Solution? Redis cache. The fuel data was relatively static, so caching some of the initial queries alleviated the RDS CPU spike.

2 - End-to-End Tests Flaking Out

Existing E2E tests would rely on test state from other tests in an unreliable manner. It created race conditions and tests would be flaky, failing with little predictability.

The largely took a form that looked something like:

describe("e2e", () => {
  const apiClient = new FakeAPIClient();

  it("Test 1", async () => {
    apiClient.setValue("First Value");

    // this is fake, but imagine something occurring here that takes time
    await new Promise((resolve) => setTimeout(resolve, 500));
    apiClient.setValue("Second Value");

    expect(apiClient.getValue()).toBe("Second Value");

   * This test would await the outcome of the first one in a manner that wasn't
   * entirely deterministic.
  it("Test 2", async () => {
    expect(apiClient.getValue()).toBe("First Value");

Solution? Isolate test setup/teardown between individual tests. I made each test create its own data in a parameterized manner such that individual test runs wouldn’t clash or hit race conditions. We had a pretty comprehensive test data generation library, but these tests long predated it.

3 - CircleCI Security Incident

Sometimes you need a good crisis to test your systems. On Jan 3, 2023 CircleCI had a breach that required rotating all tokens stored in the service as passwords. This meant we effectively had to relaunch every single system that we owned.


  • Create new passwords/tokens/etc for all systems in CircleCI, many of which were 3rd-party (example being the shipper websites above).
  • Revoke all of the existing tokens where possible.
  • Lots of systems had AWS state that had drifted from its Terraform definitions. Had to adjust those back to not undo changes in the running system. By running terraform plan and making adjustments to the TF code, it was possible to adjust these incrementally.
  • Relaunch all of the systems in a way that allowed for as little service disruption as possible. Downstream systems were updated prior to upstream ones, and relaunching was done at low-traffic periods. The service used canary deployments via Spinnaker, which helped immensely here.

And Lastly, A Coda for Convoy

I was holding out hope against hope with Convoy’s rapid demise.

If there’s one true sin Convoy committed, it was over-hiring. Once that inflated balance sheet dried up the funding, there wasn’t any going back. Still, this doesn’t strike me as an obviously fatal mistake. Plenty of startups at around the same ARR have similar or higher headcounts. It’s obvious that the company was built on VC float, but it also seems like it wasn’t that unreasonable to assume that it’d be possible to raise similar cash later on. Don’t take your investment advice from me, though.

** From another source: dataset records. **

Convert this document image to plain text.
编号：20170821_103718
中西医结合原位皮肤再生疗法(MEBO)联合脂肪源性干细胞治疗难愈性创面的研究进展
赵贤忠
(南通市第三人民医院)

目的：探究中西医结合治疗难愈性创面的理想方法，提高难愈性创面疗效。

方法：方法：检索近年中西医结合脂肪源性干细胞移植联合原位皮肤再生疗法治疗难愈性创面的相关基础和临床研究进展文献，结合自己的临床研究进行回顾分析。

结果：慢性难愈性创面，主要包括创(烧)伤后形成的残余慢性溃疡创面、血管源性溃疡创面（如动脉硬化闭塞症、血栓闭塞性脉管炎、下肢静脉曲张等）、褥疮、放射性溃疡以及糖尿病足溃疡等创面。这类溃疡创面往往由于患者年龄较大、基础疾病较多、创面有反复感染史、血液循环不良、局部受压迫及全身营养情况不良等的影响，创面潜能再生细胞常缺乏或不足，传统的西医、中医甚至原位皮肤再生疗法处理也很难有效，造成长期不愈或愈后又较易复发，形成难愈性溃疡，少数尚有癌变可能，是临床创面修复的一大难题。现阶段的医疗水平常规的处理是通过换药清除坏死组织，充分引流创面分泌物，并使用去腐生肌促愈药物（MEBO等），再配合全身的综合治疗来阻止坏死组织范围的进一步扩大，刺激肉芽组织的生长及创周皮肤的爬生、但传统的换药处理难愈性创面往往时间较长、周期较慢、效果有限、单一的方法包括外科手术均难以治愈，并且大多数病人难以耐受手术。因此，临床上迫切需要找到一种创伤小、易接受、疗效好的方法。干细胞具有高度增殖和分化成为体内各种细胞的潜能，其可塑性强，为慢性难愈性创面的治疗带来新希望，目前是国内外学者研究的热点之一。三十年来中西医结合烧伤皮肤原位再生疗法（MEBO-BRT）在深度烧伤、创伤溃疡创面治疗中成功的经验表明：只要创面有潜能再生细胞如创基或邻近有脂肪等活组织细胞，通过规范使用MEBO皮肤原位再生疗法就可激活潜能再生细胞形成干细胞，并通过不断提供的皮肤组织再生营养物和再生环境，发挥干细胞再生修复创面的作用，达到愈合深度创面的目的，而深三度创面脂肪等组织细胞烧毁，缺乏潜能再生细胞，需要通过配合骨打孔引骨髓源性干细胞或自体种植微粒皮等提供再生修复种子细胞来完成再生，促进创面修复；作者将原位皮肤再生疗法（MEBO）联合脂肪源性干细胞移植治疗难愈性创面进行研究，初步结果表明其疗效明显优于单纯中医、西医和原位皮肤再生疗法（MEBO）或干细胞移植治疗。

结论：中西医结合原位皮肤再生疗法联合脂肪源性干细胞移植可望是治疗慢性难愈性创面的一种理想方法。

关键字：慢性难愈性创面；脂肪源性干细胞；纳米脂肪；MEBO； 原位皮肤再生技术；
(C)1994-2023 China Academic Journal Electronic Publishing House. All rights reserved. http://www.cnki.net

With my hindsight-colored glasses securely on, some of my priorities for where I spent time seem a little capricious in retrospect. At the time, the economics of it made sense. We aggressively minimized effort where the time investment made no sense. We prioritized things that delivered margin fastest. In that regard, we were successful.

I’d like things to have ended differently, of course. When you see Convoy on the list of the most valuable failed startups, give a little hat tip this way towards the few who went down with the ship.